What you are saying sounds bitter. It sounds like you are telling everyone to **** off, which, to me, only seems like a reflection of the inner pain you must feel. It's not as simple as going out and mingling. I mean, yes, for some of us, mingling would be facing our fears, but the real challenge lies within how to form meaningful friendships with people we interact with on a daily basis. I have not mastered this. This is my stumbling block and something I am working on currently in therapy. Once I master this, I will deem myself socially competent.
I don't think telling people to "**** off" for lack of a better term, is such a great idea. It isolates people from you. Lots of people probably get into this mood, but, it's not the best idea to tell people to "**** off".
Oh and, there are people here in various stages of recovery. I, personally, am at a point where I feel myself moving forward and feel much less stuck than I used to be. This is after two years of being here though.
So, in conclusion, why judge people for the length of time they stay here on this site? Or for their recovery time? Some people are very resilient and bounce back, others, have to slowly inch their way into recovery. Everyone needs their space to be able to do this. I do not think recovery can be procured in a judgemental environment.
Some people believe being nonjudgemental is coddling others, but, as long as enabling is not occuring, I do not see any problem with being as nonjudgemental as possible.
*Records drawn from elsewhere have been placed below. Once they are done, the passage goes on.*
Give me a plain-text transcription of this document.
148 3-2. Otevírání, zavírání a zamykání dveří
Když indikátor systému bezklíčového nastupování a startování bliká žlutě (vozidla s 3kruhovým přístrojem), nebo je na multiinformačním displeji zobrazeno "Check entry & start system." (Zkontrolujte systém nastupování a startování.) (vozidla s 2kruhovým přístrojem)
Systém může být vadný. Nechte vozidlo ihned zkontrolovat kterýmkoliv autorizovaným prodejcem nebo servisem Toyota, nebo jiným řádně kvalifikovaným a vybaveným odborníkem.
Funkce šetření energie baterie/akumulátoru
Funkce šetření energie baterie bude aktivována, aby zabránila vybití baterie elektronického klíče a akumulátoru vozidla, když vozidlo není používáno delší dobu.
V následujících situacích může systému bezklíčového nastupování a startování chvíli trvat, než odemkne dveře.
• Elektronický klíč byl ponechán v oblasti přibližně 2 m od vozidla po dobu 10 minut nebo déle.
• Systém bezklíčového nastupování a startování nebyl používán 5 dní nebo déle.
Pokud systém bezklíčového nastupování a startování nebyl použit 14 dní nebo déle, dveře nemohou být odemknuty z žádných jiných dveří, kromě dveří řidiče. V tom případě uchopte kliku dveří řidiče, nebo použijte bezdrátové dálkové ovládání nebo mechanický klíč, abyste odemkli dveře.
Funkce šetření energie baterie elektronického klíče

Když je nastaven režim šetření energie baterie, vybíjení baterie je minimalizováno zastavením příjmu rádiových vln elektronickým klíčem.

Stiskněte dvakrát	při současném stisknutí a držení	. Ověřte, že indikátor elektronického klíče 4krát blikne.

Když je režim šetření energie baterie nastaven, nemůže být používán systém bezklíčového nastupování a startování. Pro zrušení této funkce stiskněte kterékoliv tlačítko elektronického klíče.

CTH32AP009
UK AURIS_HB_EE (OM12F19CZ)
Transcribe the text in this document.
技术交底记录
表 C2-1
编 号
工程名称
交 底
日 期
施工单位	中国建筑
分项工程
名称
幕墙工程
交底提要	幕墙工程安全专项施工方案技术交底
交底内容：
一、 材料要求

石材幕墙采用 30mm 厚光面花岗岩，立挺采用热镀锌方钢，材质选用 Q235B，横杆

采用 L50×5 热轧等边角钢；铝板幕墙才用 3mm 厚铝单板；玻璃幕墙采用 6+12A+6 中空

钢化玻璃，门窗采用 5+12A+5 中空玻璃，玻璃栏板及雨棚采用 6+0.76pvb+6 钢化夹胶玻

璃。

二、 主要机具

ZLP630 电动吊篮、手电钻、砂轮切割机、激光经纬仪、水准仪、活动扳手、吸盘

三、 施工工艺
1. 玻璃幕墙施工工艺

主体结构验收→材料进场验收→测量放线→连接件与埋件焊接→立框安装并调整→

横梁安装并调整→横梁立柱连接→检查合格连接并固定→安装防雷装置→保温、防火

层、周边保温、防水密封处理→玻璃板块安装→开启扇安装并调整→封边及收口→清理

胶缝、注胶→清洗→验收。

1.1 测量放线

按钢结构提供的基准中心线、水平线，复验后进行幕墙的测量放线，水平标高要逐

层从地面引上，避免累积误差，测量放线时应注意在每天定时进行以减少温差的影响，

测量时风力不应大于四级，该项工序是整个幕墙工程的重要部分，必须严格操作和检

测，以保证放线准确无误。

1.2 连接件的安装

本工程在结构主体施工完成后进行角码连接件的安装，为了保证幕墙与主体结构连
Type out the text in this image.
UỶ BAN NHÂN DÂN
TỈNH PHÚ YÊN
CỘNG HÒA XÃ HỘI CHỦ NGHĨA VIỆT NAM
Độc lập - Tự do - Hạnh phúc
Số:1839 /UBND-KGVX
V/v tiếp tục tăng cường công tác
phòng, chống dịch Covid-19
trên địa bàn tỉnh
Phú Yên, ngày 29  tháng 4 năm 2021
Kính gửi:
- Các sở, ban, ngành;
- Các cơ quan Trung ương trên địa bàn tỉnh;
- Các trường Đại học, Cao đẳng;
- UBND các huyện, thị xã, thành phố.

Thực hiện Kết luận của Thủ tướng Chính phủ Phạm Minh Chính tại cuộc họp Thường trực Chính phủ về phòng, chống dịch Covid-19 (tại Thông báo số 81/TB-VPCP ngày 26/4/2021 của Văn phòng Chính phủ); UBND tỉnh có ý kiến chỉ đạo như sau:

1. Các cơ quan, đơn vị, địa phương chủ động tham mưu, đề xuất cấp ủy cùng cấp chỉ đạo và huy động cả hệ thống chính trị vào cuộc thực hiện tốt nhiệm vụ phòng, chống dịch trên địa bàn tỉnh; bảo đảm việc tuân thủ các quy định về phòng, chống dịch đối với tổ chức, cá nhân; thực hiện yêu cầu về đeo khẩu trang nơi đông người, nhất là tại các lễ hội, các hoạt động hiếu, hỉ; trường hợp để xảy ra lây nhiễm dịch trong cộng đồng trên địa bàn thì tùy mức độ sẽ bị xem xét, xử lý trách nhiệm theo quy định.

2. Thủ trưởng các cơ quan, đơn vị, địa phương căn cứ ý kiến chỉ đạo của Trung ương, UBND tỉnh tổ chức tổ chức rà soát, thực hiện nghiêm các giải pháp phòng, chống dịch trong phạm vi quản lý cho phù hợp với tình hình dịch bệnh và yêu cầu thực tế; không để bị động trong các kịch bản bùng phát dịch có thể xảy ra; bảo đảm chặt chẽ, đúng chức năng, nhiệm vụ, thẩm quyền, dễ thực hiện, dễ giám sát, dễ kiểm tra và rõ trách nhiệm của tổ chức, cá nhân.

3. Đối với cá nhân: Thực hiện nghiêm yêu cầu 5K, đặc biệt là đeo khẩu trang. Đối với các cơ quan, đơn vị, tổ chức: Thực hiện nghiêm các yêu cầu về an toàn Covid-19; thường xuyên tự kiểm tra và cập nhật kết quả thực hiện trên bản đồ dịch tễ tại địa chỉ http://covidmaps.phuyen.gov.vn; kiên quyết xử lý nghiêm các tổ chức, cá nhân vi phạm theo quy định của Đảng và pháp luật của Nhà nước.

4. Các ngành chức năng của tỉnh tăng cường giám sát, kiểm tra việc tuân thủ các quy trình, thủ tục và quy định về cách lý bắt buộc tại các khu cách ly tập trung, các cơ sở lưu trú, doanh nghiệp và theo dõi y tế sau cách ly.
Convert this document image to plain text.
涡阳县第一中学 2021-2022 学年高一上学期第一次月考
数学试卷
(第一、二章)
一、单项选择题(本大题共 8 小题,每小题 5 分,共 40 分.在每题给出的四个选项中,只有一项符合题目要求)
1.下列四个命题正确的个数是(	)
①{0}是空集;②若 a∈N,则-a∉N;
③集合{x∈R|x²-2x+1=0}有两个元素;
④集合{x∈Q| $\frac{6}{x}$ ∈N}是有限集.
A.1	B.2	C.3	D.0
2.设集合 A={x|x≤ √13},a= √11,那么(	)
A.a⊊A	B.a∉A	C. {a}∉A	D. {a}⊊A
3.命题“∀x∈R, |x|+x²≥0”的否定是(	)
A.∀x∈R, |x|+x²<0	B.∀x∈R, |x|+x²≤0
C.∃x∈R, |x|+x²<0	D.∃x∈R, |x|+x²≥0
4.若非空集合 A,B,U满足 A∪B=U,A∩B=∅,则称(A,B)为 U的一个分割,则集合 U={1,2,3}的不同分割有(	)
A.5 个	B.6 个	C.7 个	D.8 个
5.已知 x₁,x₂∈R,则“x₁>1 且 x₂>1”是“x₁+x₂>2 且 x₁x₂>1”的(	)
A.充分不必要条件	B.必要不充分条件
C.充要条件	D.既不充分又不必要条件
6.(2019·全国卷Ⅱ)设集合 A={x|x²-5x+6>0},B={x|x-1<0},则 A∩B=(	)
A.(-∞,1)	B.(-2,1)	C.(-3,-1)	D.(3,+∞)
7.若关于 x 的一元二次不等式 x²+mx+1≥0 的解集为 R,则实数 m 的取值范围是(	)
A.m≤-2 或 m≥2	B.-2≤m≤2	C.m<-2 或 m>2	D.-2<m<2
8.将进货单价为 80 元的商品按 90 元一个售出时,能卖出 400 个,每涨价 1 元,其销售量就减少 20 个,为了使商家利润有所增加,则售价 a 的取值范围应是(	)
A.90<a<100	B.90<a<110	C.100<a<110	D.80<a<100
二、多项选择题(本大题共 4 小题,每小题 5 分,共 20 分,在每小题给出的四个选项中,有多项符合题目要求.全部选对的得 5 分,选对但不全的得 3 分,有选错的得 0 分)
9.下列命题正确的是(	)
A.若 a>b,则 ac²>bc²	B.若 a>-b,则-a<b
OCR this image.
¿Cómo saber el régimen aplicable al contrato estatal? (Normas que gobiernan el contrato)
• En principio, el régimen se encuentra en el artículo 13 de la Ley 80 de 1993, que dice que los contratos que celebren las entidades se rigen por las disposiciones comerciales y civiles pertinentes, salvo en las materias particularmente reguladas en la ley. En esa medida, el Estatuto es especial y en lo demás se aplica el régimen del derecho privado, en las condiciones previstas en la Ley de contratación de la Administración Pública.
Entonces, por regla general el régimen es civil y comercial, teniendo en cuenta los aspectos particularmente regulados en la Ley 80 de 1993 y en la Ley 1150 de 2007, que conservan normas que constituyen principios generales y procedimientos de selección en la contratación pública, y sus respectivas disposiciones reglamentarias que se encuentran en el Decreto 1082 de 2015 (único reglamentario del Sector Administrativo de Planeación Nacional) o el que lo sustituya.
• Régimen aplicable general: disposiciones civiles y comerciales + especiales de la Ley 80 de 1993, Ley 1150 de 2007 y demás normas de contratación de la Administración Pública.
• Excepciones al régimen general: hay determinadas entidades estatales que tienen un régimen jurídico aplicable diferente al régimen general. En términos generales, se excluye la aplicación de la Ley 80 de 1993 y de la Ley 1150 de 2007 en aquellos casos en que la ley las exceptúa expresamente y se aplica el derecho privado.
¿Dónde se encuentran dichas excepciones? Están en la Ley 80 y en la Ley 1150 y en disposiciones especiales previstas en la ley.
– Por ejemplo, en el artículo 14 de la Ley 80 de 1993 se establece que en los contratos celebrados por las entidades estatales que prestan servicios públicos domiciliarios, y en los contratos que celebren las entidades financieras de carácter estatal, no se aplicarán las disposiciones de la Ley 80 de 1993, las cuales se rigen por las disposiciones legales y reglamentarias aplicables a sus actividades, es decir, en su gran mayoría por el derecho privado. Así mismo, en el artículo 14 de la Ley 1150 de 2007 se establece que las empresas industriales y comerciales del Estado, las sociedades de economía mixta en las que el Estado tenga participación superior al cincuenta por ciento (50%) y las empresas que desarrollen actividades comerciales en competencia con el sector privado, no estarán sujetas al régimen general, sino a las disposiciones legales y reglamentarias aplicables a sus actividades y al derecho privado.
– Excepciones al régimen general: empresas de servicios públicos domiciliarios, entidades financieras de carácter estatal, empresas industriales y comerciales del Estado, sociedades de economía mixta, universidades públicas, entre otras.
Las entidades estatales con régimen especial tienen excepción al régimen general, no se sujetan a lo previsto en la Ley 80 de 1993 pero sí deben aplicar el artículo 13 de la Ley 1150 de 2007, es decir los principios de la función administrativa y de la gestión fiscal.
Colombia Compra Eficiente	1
An extreme example of not enabling would be this: My cousin was a heroin addict. She struggled for years with addiction to this drug and was in and out of rehabs that my aunt/uncle paid for for her. Finally, my aunt stood up to my uncle and said "It's me or her." So, my cousin went to california, and a year or so later they found her in her car with a heroin needle sticking out of her arm. She had died of a drug overdose.
So, what is my conclusion with this? Sometimes, not enabling is not the answer. Sometimes, there is no answer. All we can do is believe in other people, instead of tearing them down. For I really do not think there are many people on this site with great self esteem, and we all need to believe in ourselves to be able to enact change in our life. And once we believe in ourselves, we need goals in order to start moving forward.
We have to keep in mind that there are some people here with no idea how to move forward in their lives. They are lost in a wilderness. All we can ever do for these people is hold their hands, comfort them and attempt to guide them. Some may not move right away. Some may never move, with their heads tucked under their arms in defeat.
These people who are in this state of defeat, I do not think should be judged. I, personally, feel sad for and empathize with them because I have been there. I wish there were not people in this world that were stuck in these states of suffering and there are those who say it is a choice they make to stay there. When I look at these people though, I do not see a choice, I see a person sitting in a vast wilderness with no idea how to get out of it.
I hope that helps. If you truely want to leave, just ask for an account deletion.